Confidence Intervals and Hypothesis Tests

Descriptive statistics tell you about the data you have; statistical inference tells you about the larger population you cannot fully observe. If you measure the blood pressure of 100 patients, you know the sample mean exactly — but what you really want to know is the true average blood pressure for all patients like these. Inference bridges that gap by using sample data, combined with probability theory, to make rigorous statements about population parameters.

The two workhorses of inference are confidence intervals and hypothesis tests. A confidence interval takes a sample statistic and wraps a margin of error around it, producing a range that is likely to capture the true population parameter. A 95% confidence interval, for example, is constructed by a method that captures the true parameter 95% of the time across many repeated samples. The width of the interval depends on the sample size and the desired level of confidence — more data or less confidence yields a narrower interval, while less data or higher confidence yields a wider one.
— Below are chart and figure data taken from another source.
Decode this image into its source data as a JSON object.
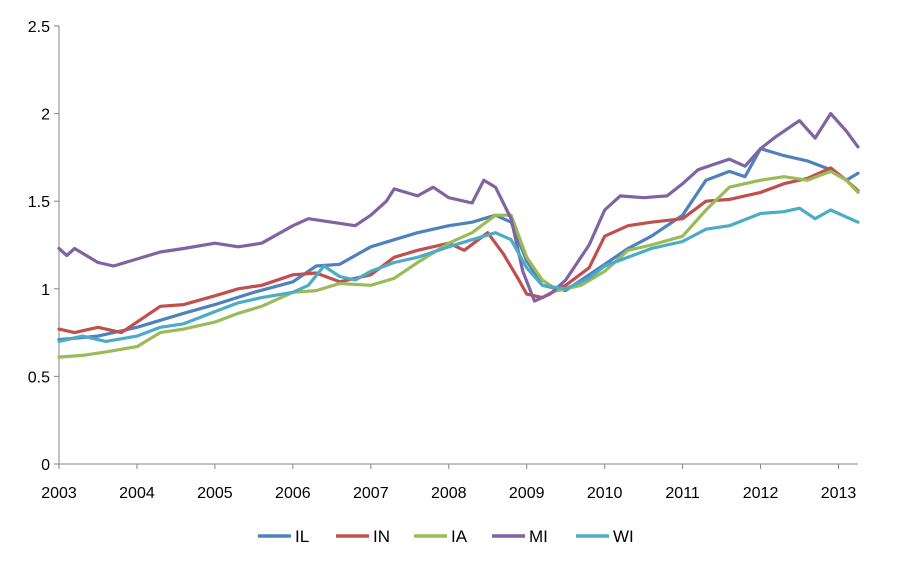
{
  "chart_data": {
    "type": "line",
    "title": "",
    "xlabel": "",
    "ylabel": "",
    "xlim": [
      2003,
      2013.25
    ],
    "ylim": [
      0,
      2.5
    ],
    "yticks": [
      0,
      0.5,
      1,
      1.5,
      2,
      2.5
    ],
    "ytick_labels": [
      "0",
      "0.5",
      "1",
      "1.5",
      "2",
      "2.5"
    ],
    "xticks": [
      2003,
      2004,
      2005,
      2006,
      2007,
      2008,
      2009,
      2010,
      2011,
      2012,
      2013
    ],
    "xtick_labels": [
      "2003",
      "2004",
      "2005",
      "2006",
      "2007",
      "2008",
      "2009",
      "2010",
      "2011",
      "2012",
      "2013"
    ],
    "grid": {
      "horizontal": false,
      "vertical": false
    },
    "legend": "bottom",
    "series": [
      {
        "name": "IL",
        "color": "#4f81bd",
        "points": [
          [
            2003.0,
            0.71
          ],
          [
            2003.5,
            0.73
          ],
          [
            2004.0,
            0.78
          ],
          [
            2004.3,
            0.82
          ],
          [
            2004.6,
            0.86
          ],
          [
            2005.0,
            0.91
          ],
          [
            2005.5,
            0.98
          ],
          [
            2006.0,
            1.04
          ],
          [
            2006.3,
            1.13
          ],
          [
            2006.6,
            1.14
          ],
          [
            2007.0,
            1.24
          ],
          [
            2007.3,
            1.28
          ],
          [
            2007.6,
            1.32
          ],
          [
            2008.0,
            1.36
          ],
          [
            2008.3,
            1.38
          ],
          [
            2008.6,
            1.42
          ],
          [
            2008.8,
            1.38
          ],
          [
            2009.0,
            1.16
          ],
          [
            2009.2,
            1.02
          ],
          [
            2009.5,
            0.99
          ],
          [
            2009.8,
            1.08
          ],
          [
            2010.0,
            1.14
          ],
          [
            2010.3,
            1.23
          ],
          [
            2010.6,
            1.3
          ],
          [
            2011.0,
            1.42
          ],
          [
            2011.3,
            1.62
          ],
          [
            2011.6,
            1.67
          ],
          [
            2011.8,
            1.64
          ],
          [
            2012.0,
            1.8
          ],
          [
            2012.3,
            1.76
          ],
          [
            2012.6,
            1.73
          ],
          [
            2012.9,
            1.68
          ],
          [
            2013.1,
            1.62
          ],
          [
            2013.25,
            1.66
          ]
        ]
      },
      {
        "name": "IN",
        "color": "#c0504d",
        "points": [
          [
            2003.0,
            0.77
          ],
          [
            2003.2,
            0.75
          ],
          [
            2003.5,
            0.78
          ],
          [
            2003.8,
            0.75
          ],
          [
            2004.0,
            0.81
          ],
          [
            2004.3,
            0.9
          ],
          [
            2004.6,
            0.91
          ],
          [
            2005.0,
            0.96
          ],
          [
            2005.3,
            1.0
          ],
          [
            2005.6,
            1.02
          ],
          [
            2006.0,
            1.08
          ],
          [
            2006.3,
            1.09
          ],
          [
            2006.6,
            1.04
          ],
          [
            2007.0,
            1.08
          ],
          [
            2007.3,
            1.18
          ],
          [
            2007.6,
            1.22
          ],
          [
            2008.0,
            1.26
          ],
          [
            2008.2,
            1.22
          ],
          [
            2008.5,
            1.32
          ],
          [
            2008.7,
            1.2
          ],
          [
            2008.9,
            1.05
          ],
          [
            2009.0,
            0.97
          ],
          [
            2009.2,
            0.95
          ],
          [
            2009.5,
            1.02
          ],
          [
            2009.8,
            1.12
          ],
          [
            2010.0,
            1.3
          ],
          [
            2010.3,
            1.36
          ],
          [
            2010.6,
            1.38
          ],
          [
            2011.0,
            1.4
          ],
          [
            2011.3,
            1.5
          ],
          [
            2011.6,
            1.51
          ],
          [
            2012.0,
            1.55
          ],
          [
            2012.3,
            1.6
          ],
          [
            2012.6,
            1.63
          ],
          [
            2012.9,
            1.69
          ],
          [
            2013.1,
            1.62
          ],
          [
            2013.25,
            1.56
          ]
        ]
      },
      {
        "name": "IA",
        "color": "#9bbb59",
        "points": [
          [
            2003.0,
            0.61
          ],
          [
            2003.3,
            0.62
          ],
          [
            2003.6,
            0.64
          ],
          [
            2004.0,
            0.67
          ],
          [
            2004.3,
            0.75
          ],
          [
            2004.6,
            0.77
          ],
          [
            2005.0,
            0.81
          ],
          [
            2005.3,
            0.86
          ],
          [
            2005.6,
            0.9
          ],
          [
            2006.0,
            0.98
          ],
          [
            2006.3,
            0.99
          ],
          [
            2006.6,
            1.03
          ],
          [
            2007.0,
            1.02
          ],
          [
            2007.3,
            1.06
          ],
          [
            2007.6,
            1.15
          ],
          [
            2008.0,
            1.26
          ],
          [
            2008.3,
            1.32
          ],
          [
            2008.6,
            1.42
          ],
          [
            2008.8,
            1.42
          ],
          [
            2009.0,
            1.18
          ],
          [
            2009.2,
            1.05
          ],
          [
            2009.4,
            0.99
          ],
          [
            2009.7,
            1.02
          ],
          [
            2010.0,
            1.1
          ],
          [
            2010.3,
            1.22
          ],
          [
            2010.6,
            1.25
          ],
          [
            2011.0,
            1.3
          ],
          [
            2011.3,
            1.45
          ],
          [
            2011.6,
            1.58
          ],
          [
            2011.8,
            1.6
          ],
          [
            2012.0,
            1.62
          ],
          [
            2012.3,
            1.64
          ],
          [
            2012.6,
            1.62
          ],
          [
            2012.9,
            1.67
          ],
          [
            2013.1,
            1.62
          ],
          [
            2013.25,
            1.55
          ]
        ]
      },
      {
        "name": "MI",
        "color": "#8064a2",
        "points": [
          [
            2003.0,
            1.23
          ],
          [
            2003.1,
            1.19
          ],
          [
            2003.2,
            1.23
          ],
          [
            2003.5,
            1.15
          ],
          [
            2003.7,
            1.13
          ],
          [
            2004.0,
            1.17
          ],
          [
            2004.3,
            1.21
          ],
          [
            2004.6,
            1.23
          ],
          [
            2005.0,
            1.26
          ],
          [
            2005.3,
            1.24
          ],
          [
            2005.6,
            1.26
          ],
          [
            2006.0,
            1.36
          ],
          [
            2006.2,
            1.4
          ],
          [
            2006.5,
            1.38
          ],
          [
            2006.8,
            1.36
          ],
          [
            2007.0,
            1.42
          ],
          [
            2007.2,
            1.5
          ],
          [
            2007.3,
            1.57
          ],
          [
            2007.6,
            1.53
          ],
          [
            2007.8,
            1.58
          ],
          [
            2008.0,
            1.52
          ],
          [
            2008.3,
            1.49
          ],
          [
            2008.45,
            1.62
          ],
          [
            2008.6,
            1.58
          ],
          [
            2008.8,
            1.4
          ],
          [
            2008.95,
            1.1
          ],
          [
            2009.1,
            0.93
          ],
          [
            2009.3,
            0.97
          ],
          [
            2009.5,
            1.05
          ],
          [
            2009.8,
            1.25
          ],
          [
            2010.0,
            1.45
          ],
          [
            2010.2,
            1.53
          ],
          [
            2010.5,
            1.52
          ],
          [
            2010.8,
            1.53
          ],
          [
            2011.0,
            1.6
          ],
          [
            2011.2,
            1.68
          ],
          [
            2011.4,
            1.71
          ],
          [
            2011.6,
            1.74
          ],
          [
            2011.8,
            1.7
          ],
          [
            2012.0,
            1.8
          ],
          [
            2012.2,
            1.87
          ],
          [
            2012.5,
            1.96
          ],
          [
            2012.7,
            1.86
          ],
          [
            2012.9,
            2.0
          ],
          [
            2013.1,
            1.9
          ],
          [
            2013.25,
            1.81
          ]
        ]
      },
      {
        "name": "WI",
        "color": "#4bacc6",
        "points": [
          [
            2003.0,
            0.7
          ],
          [
            2003.3,
            0.73
          ],
          [
            2003.6,
            0.7
          ],
          [
            2004.0,
            0.73
          ],
          [
            2004.3,
            0.78
          ],
          [
            2004.6,
            0.8
          ],
          [
            2005.0,
            0.87
          ],
          [
            2005.3,
            0.92
          ],
          [
            2005.6,
            0.95
          ],
          [
            2006.0,
            0.98
          ],
          [
            2006.2,
            1.02
          ],
          [
            2006.4,
            1.13
          ],
          [
            2006.6,
            1.07
          ],
          [
            2006.8,
            1.05
          ],
          [
            2007.0,
            1.1
          ],
          [
            2007.3,
            1.15
          ],
          [
            2007.6,
            1.18
          ],
          [
            2008.0,
            1.24
          ],
          [
            2008.3,
            1.28
          ],
          [
            2008.6,
            1.32
          ],
          [
            2008.8,
            1.28
          ],
          [
            2009.0,
            1.12
          ],
          [
            2009.2,
            1.02
          ],
          [
            2009.5,
            1.0
          ],
          [
            2009.8,
            1.06
          ],
          [
            2010.0,
            1.13
          ],
          [
            2010.3,
            1.18
          ],
          [
            2010.6,
            1.23
          ],
          [
            2011.0,
            1.27
          ],
          [
            2011.3,
            1.34
          ],
          [
            2011.6,
            1.36
          ],
          [
            2012.0,
            1.43
          ],
          [
            2012.3,
            1.44
          ],
          [
            2012.5,
            1.46
          ],
          [
            2012.7,
            1.4
          ],
          [
            2012.9,
            1.45
          ],
          [
            2013.1,
            1.41
          ],
          [
            2013.25,
            1.38
          ]
        ]
      }
    ]
  }
}
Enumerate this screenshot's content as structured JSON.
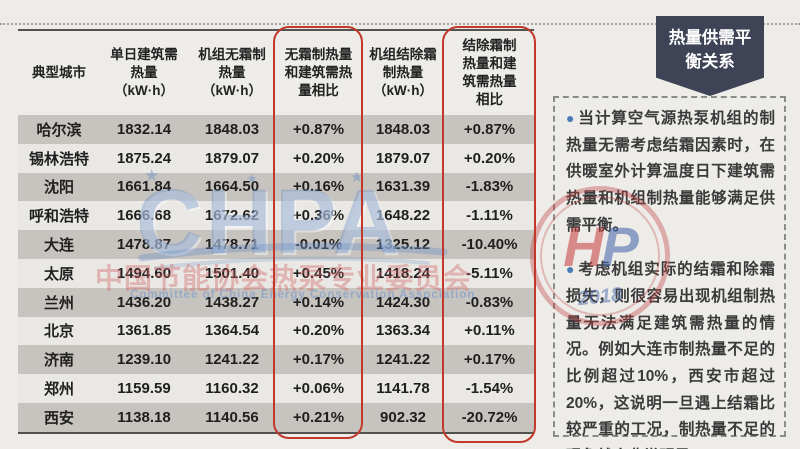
{
  "colors": {
    "background": "#edece8",
    "stripe_dark": "#c7c3be",
    "stripe_light": "#eae8e4",
    "highlight_red": "#c0392b",
    "ribbon_navy": "#3e4356",
    "bullet_blue": "#4a7ab5"
  },
  "ribbon": {
    "title": "热量供需平衡关系"
  },
  "table": {
    "columns": [
      {
        "key": "city",
        "label": "典型城市"
      },
      {
        "key": "demand",
        "label": "单日建筑需\n热量\n（kW·h）"
      },
      {
        "key": "frost_free",
        "label": "机组无霜制\n热量\n（kW·h）"
      },
      {
        "key": "ratio_frost_free",
        "label": "无霜制热量\n和建筑需热\n量相比",
        "highlighted": true
      },
      {
        "key": "defrost",
        "label": "机组结除霜\n制热量\n（kW·h）"
      },
      {
        "key": "ratio_defrost",
        "label": "结除霜制\n热量和建\n筑需热量\n相比",
        "highlighted": true
      }
    ],
    "rows": [
      {
        "city": "哈尔滨",
        "demand": "1832.14",
        "frost_free": "1848.03",
        "ratio_frost_free": "+0.87%",
        "defrost": "1848.03",
        "ratio_defrost": "+0.87%"
      },
      {
        "city": "锡林浩特",
        "demand": "1875.24",
        "frost_free": "1879.07",
        "ratio_frost_free": "+0.20%",
        "defrost": "1879.07",
        "ratio_defrost": "+0.20%"
      },
      {
        "city": "沈阳",
        "demand": "1661.84",
        "frost_free": "1664.50",
        "ratio_frost_free": "+0.16%",
        "defrost": "1631.39",
        "ratio_defrost": "-1.83%"
      },
      {
        "city": "呼和浩特",
        "demand": "1666.68",
        "frost_free": "1672.62",
        "ratio_frost_free": "+0.36%",
        "defrost": "1648.22",
        "ratio_defrost": "-1.11%"
      },
      {
        "city": "大连",
        "demand": "1478.87",
        "frost_free": "1478.71",
        "ratio_frost_free": "-0.01%",
        "defrost": "1325.12",
        "ratio_defrost": "-10.40%"
      },
      {
        "city": "太原",
        "demand": "1494.60",
        "frost_free": "1501.40",
        "ratio_frost_free": "+0.45%",
        "defrost": "1418.24",
        "ratio_defrost": "-5.11%"
      },
      {
        "city": "兰州",
        "demand": "1436.20",
        "frost_free": "1438.27",
        "ratio_frost_free": "+0.14%",
        "defrost": "1424.30",
        "ratio_defrost": "-0.83%"
      },
      {
        "city": "北京",
        "demand": "1361.85",
        "frost_free": "1364.54",
        "ratio_frost_free": "+0.20%",
        "defrost": "1363.34",
        "ratio_defrost": "+0.11%"
      },
      {
        "city": "济南",
        "demand": "1239.10",
        "frost_free": "1241.22",
        "ratio_frost_free": "+0.17%",
        "defrost": "1241.22",
        "ratio_defrost": "+0.17%"
      },
      {
        "city": "郑州",
        "demand": "1159.59",
        "frost_free": "1160.32",
        "ratio_frost_free": "+0.06%",
        "defrost": "1141.78",
        "ratio_defrost": "-1.54%"
      },
      {
        "city": "西安",
        "demand": "1138.18",
        "frost_free": "1140.56",
        "ratio_frost_free": "+0.21%",
        "defrost": "902.32",
        "ratio_defrost": "-20.72%"
      }
    ]
  },
  "panel": {
    "bullet_glyph": "●",
    "bullets": [
      "当计算空气源热泵机组的制热量无需考虑结霜因素时，在供暖室外计算温度日下建筑需热量和机组制热量能够满足供需平衡。",
      "考虑机组实际的结霜和除霜损失，则很容易出现机组制热量无法满足建筑需热量的情况。例如大连市制热量不足的比例超过10%，西安市超过20%，这说明一旦遇上结霜比较严重的工况，制热量不足的现象就会非常明显。"
    ]
  },
  "watermarks": {
    "chpa": "CHPA",
    "star_glyph": "★",
    "cn": "中国节能协会热泵专业委员会",
    "en": "Committee of China Energy Conservation Association",
    "stamp_h": "H",
    "stamp_p": "P",
    "stamp_year": "2018"
  }
}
Hypothesis testing takes a different approach: you start with a specific claim about the population (the null hypothesis, $H_0$) and ask whether the observed data are compatible with that claim. The p-value quantifies how surprising your sample would be if the null hypothesis were true. A very small p-value suggests the data are unlikely under $H_0$, giving you evidence to reject it in favor of an alternative hypothesis $H_a$. It is critical to remember that the p-value is not the probability that the null hypothesis is true — a common and consequential misinterpretation.

In this lesson you will learn the general form of a confidence interval, practice computing point estimates and margins of error, interpret p-values correctly, and see how confidence level and sample size trade off against interval precision. These concepts underpin virtually all applied statistics, from clinical trials to quality control to social science research.